Koronavirüs salgının bazı hastalıklar için risk oluşturduğunu anlatan Yılmaz, konuşmasında şu ifadelere yer verdi:

“Kovid’in en başından beri baktığımız zaman hangi vücutta nasıl bir reaksiyon vereceği ile alakalı bir belirsizlik vardı biliyorsunuz. Zamanla bu belirsizlik yavaş yavaş ortadan kalktı. Oluşturduğu yan etkiler vesaire ortaya çıktı ama tabii bilmediğimiz kronik rahatsızlıkları olabiliyor. Dışarıdan baktığınızda sağlıklı gözüküyor bir birey ama bu virüsle mücadele eden hücreler var, bunlarda eksikli olabiliyor veya çok küçük bir bağışıklık sisteminde bizim bilmediğimiz bir doğuştan kaynaklanan bir eksiklik olabiliyor. Tabii şuanda en çok bildiğimiz, obeziteyle çok iyi geçinemediği Kovid’in, diyabetle çok arasının iyi olmadığı yani bu tip rahatsızlığı olanlarda çok iyi seyretmediği, daha kötü seyrettiğini biliyoruz. Farklı kronik rahatsızlığı olanlarda olumsuz seyredebiliyor. Bazen de hiç ummadığımız dışarıdan çok sağlıklı gibi gördüğümüz bir bireyde de bazen gerçekten çok olumsuz seyredebiliyor.  Hastalıkların bazı dönemleri var, bir yükselme dönemleri vardır, birde zirvede olduğu dönemler vardır. Sonrada düşüş dönemleri vardır. Bizim tabi hastalığı zirvede veya da zirveye çıkarken yakalamamız önemli. Zirveye doğru yukarı doğru giderken yakalarsak, o zaman yapacaklarımız daha fazla oluyor.”

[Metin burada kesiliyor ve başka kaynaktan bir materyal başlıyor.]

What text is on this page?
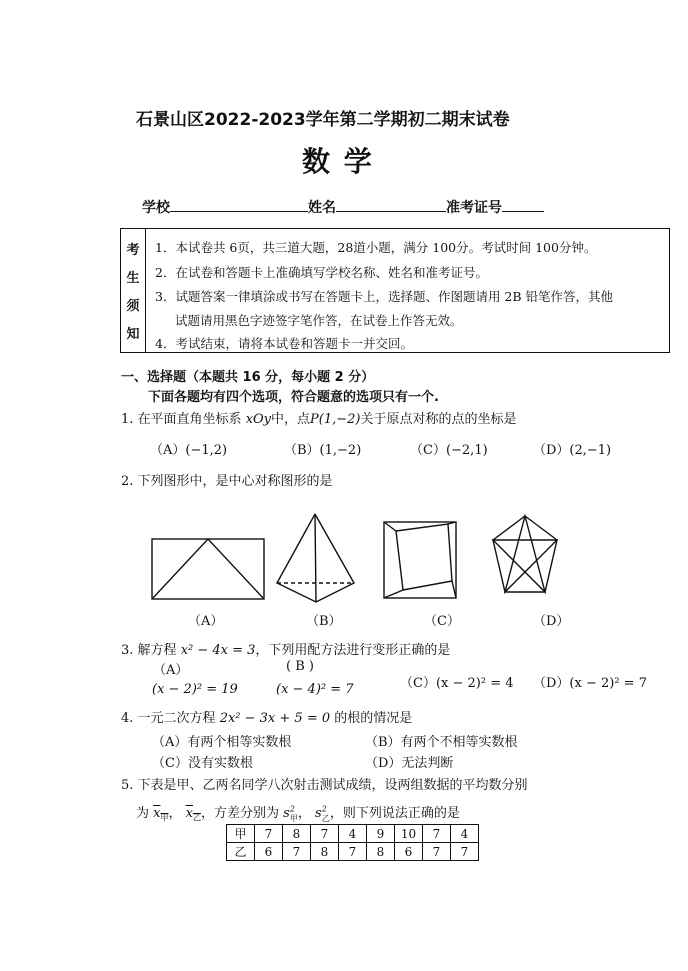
石景山区2022-2023学年第二学期初二期末试卷
数 学
学校	姓名	准考证号
考
生
须
知
1．本试卷共 6页，共三道大题，28道小题，满分 100分。考试时间 100分钟。
2．在试卷和答题卡上准确填写学校名称、姓名和准考证号。
3．试题答案一律填涂或书写在答题卡上，选择题、作图题请用 2B 铅笔作答，其他
试题请用黑色字迹签字笔作答，在试卷上作答无效。
4．考试结束，请将本试卷和答题卡一并交回。
一、选择题（本题共 16 分，每小题 2 分）
下面各题均有四个选项，符合题意的选项只有一个.
1. 在平面直角坐标系 xOy中，点P(1,−2)关于原点对称的点的坐标是
（A）(−1,2)	（B）(1,−2)	（C）(−2,1)	（D）(2,−1)
2. 下列图形中，是中心对称图形的是
（A）	（B）	（C）	（D）
3. 解方程 x² − 4x = 3，下列用配方法进行变形正确的是
（A）
(x − 2)² = 19
( B )
(x − 4)² = 7	（C）(x − 2)² = 4 （D）(x − 2)² = 7
4. 一元二次方程 2x² − 3x + 5 = 0 的根的情况是
（A）有两个相等实数根	（B）有两个不相等实数根
（C）没有实数根	（D）无法判断
5. 下表是甲、乙两名同学八次射击测试成绩，设两组数据的平均数分别
为 $x_甲$， $x_乙$，方差分别为 $s^2_甲$， $s^2_乙$，则下列说法正确的是
甲	7	8	7	4	9	10	7	4
乙	6	7	8	7	8	6	7	7
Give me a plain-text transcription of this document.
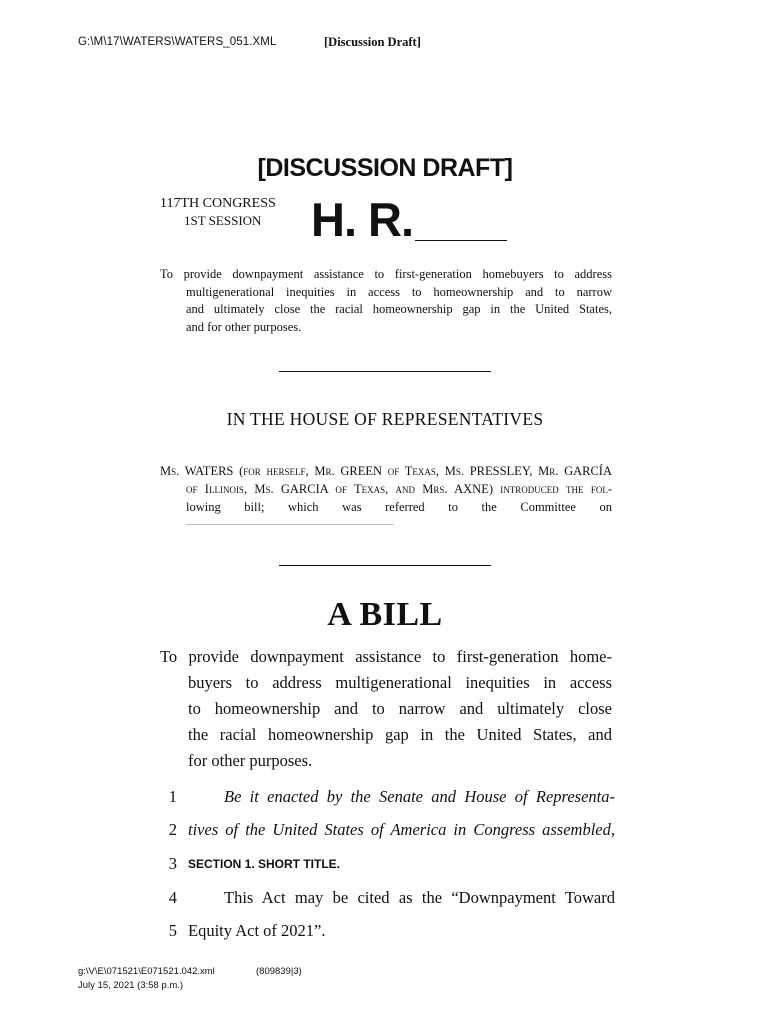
G:\M\17\WATERS\WATERS_051.XML	[Discussion Draft]
[DISCUSSION DRAFT]
117TH CONGRESS
1ST SESSION H. R.
To provide downpayment assistance to first-generation homebuyers to address
multigenerational inequities in access to homeownership and to narrow
and ultimately close the racial homeownership gap in the United States,
and for other purposes.
IN THE HOUSE OF REPRESENTATIVES
Ms. WATERS (for herself, Mr. GREEN of Texas, Ms. PRESSLEY, Mr. GARCÍA
of Illinois, Ms. GARCIA of Texas, and Mrs. AXNE) introduced the fol-
lowing bill; which was referred to the Committee on
A BILL
To provide downpayment assistance to first-generation home-
buyers to address multigenerational inequities in access
to homeownership and to narrow and ultimately close
the racial homeownership gap in the United States, and
for other purposes.
1	Be it enacted by the Senate and House of Representa-
2 tives of the United States of America in Congress assembled,
3 SECTION 1. SHORT TITLE.
4	This Act may be cited as the “Downpayment Toward
5 Equity Act of 2021”.
g:\V\E\071521\E071521.042.xml
July 15, 2021 (3:58 p.m.)
(809839|3)
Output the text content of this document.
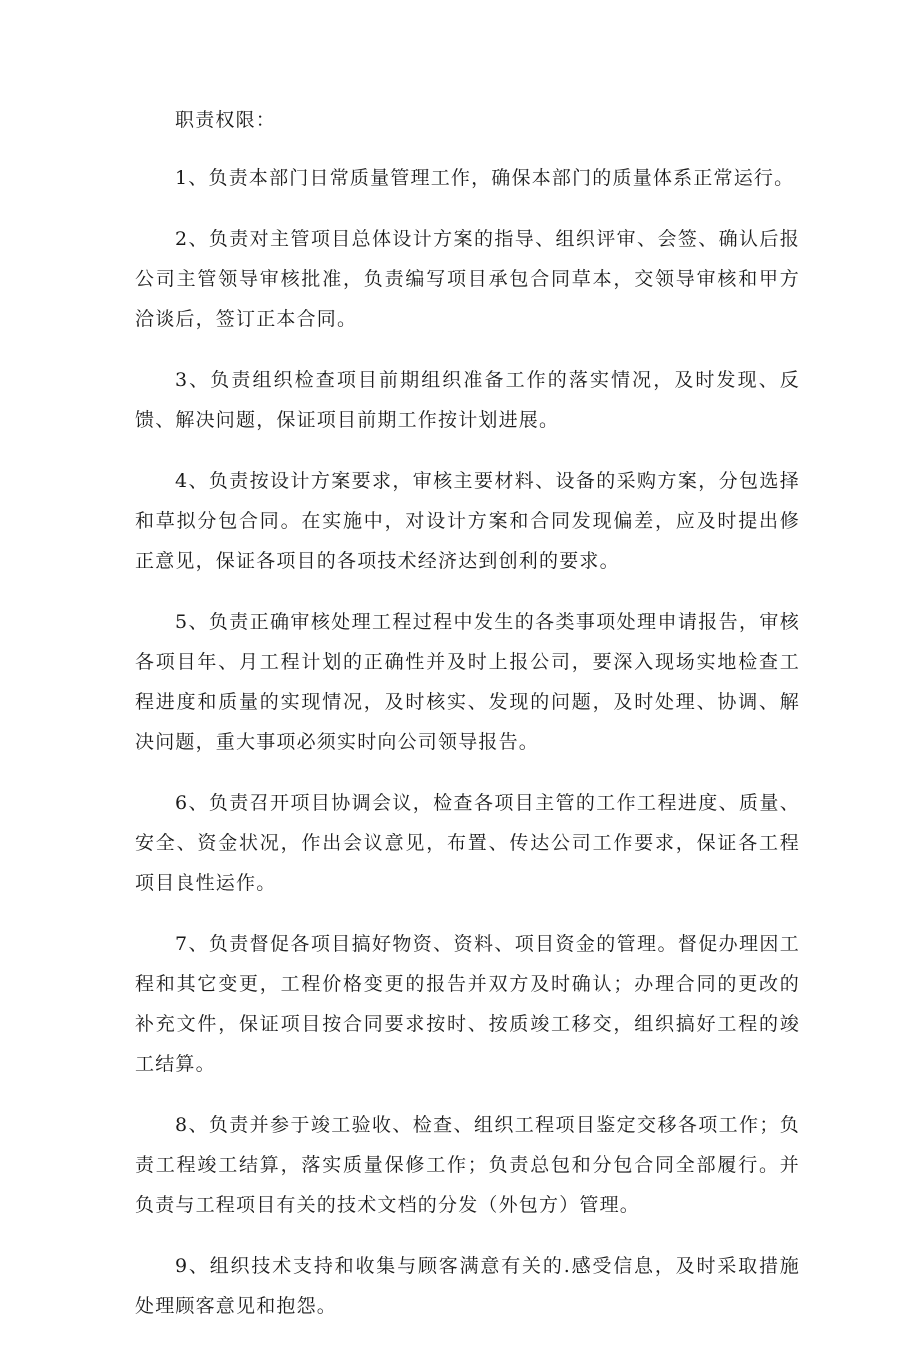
职责权限：

1、负责本部门日常质量管理工作，确保本部门的质量体系正常运行。

2、负责对主管项目总体设计方案的指导、组织评审、会签、确认后报公司主管领导审核批准，负责编写项目承包合同草本，交领导审核和甲方洽谈后，签订正本合同。

3、负责组织检查项目前期组织准备工作的落实情况，及时发现、反馈、解决问题，保证项目前期工作按计划进展。

4、负责按设计方案要求，审核主要材料、设备的采购方案，分包选择和草拟分包合同。在实施中，对设计方案和合同发现偏差，应及时提出修正意见，保证各项目的各项技术经济达到创利的要求。

5、负责正确审核处理工程过程中发生的各类事项处理申请报告，审核各项目年、月工程计划的正确性并及时上报公司，要深入现场实地检查工程进度和质量的实现情况，及时核实、发现的问题，及时处理、协调、解决问题，重大事项必须实时向公司领导报告。

6、负责召开项目协调会议，检查各项目主管的工作工程进度、质量、安全、资金状况，作出会议意见，布置、传达公司工作要求，保证各工程项目良性运作。

7、负责督促各项目搞好物资、资料、项目资金的管理。督促办理因工程和其它变更，工程价格变更的报告并双方及时确认；办理合同的更改的补充文件，保证项目按合同要求按时、按质竣工移交，组织搞好工程的竣工结算。

8、负责并参于竣工验收、检查、组织工程项目鉴定交移各项工作；负责工程竣工结算，落实质量保修工作；负责总包和分包合同全部履行。并负责与工程项目有关的技术文档的分发（外包方）管理。

9、组织技术支持和收集与顾客满意有关的.感受信息，及时采取措施处理顾客意见和抱怨。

“Normalleşmeye devam etmek istiyorsak, toplumsal bağışıklığı sağlamak zorundayız”

Koronavirüs salgınında en güçlü silahın aşı olduğunu vurgulayan Yılmaz, son olarak şunları söyledi:

“35-36 yaşlarında genç bir hastamız tabii belki de çeşitli kafasında ki soru işaretleri bebektir, vesairedir gibi nedenlerle aşısını olmamış. Süreçte çok olumsuz seyredince gebelikle ilgili süreci de tabii çok iyi seyretmedi. Böyle olunca da ne yazık ki, kaybettik. Allah rahmet eylesin. Aşı yüzde yüz koruyor diye söylemiyoruz, ama sonuçta elimizde ki veriler ortada, takip ettiğimiz hastalar ortada, yaklaşık işte 120 civarında hasta hastanemizde yatıyor. Bunların yüzde 95’i aşısız veya aşısını tamamlamamış bireylerimizden oluştuğunu düşünürsek. Aşının önemini burada görmüş oluyoruz. Normalleşmeye devam etmek istiyorsak, toplumsal bağışıklığı sağlamak durumundayız. Sayın bakanımız açıkladı bilim kurulu toplantısından sonra 3 önemli konu var dedi dikkat etmemiz gereken onlardan bir tanesi aşı olmalıyız.”